Hiding parts of data structures to the generic functions Imagine you have a complex data structure, for which the generic functions are just fine. Now you add some kind of extra data which should not participate to the generic comparison/hashing. This can be achieved by wrapping this extra data in a record to which the GC tag trick is applied (using an id of fixed value, say 0, in the second field).

Hash-consing Hash-consing is a technique to improve sharing by making structurally equal values physical equal. With the GC tag trick, it is possible to let the system know about this fact, so that generic comparison behave efficiently on hash-consed values. Here is an implementation of a hash-consing functor that uses this trick.

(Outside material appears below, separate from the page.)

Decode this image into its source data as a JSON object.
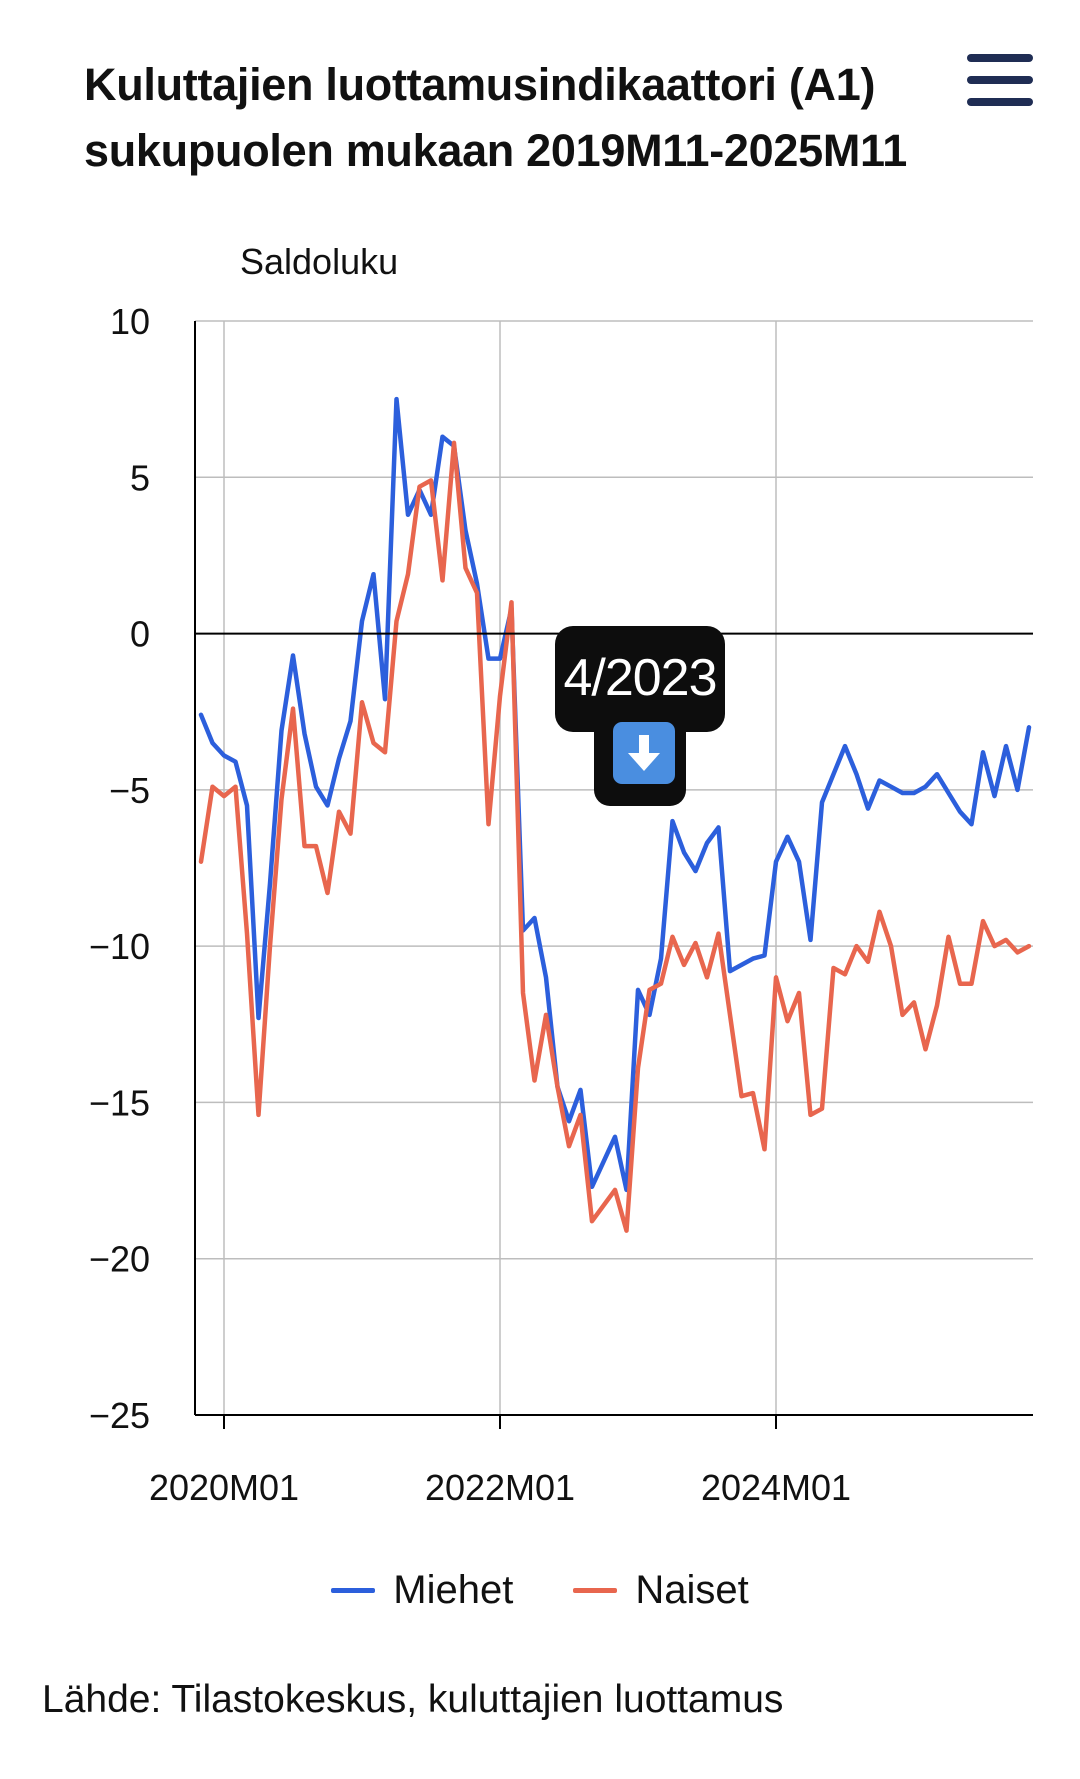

module HashCons(X : Hashtbl.HashedType) : sig
  type t = private
        {
         contents: X.t;
         uid: int;
        }
  val make: X.t -> t
end = struct
  type t =
      {
       contents: X.t;
       uid: int;
      }
  type s = t

  module W = Weak.Make(struct
    type t = s
    let equal r1 r2 = X.equal r1.contents r2.contents
    let hash r = X.hash r.contents
  end)

  let memo = W.create 256

  let uid = ref 0

  let make x =
    let r = {contents = x; uid = !uid} in
    let r2 = W.merge memo r in
    if r == r2 then begin
      incr uid;
      Obj.(set_tag (repr r) object_tag);
    end;
    r2
end

Thanks to the GC tag trick, one can use generic comparison/hashing on hash-consed values even if the underlyings values themselves don’t support these operations (the contents field is just ignored by these operations).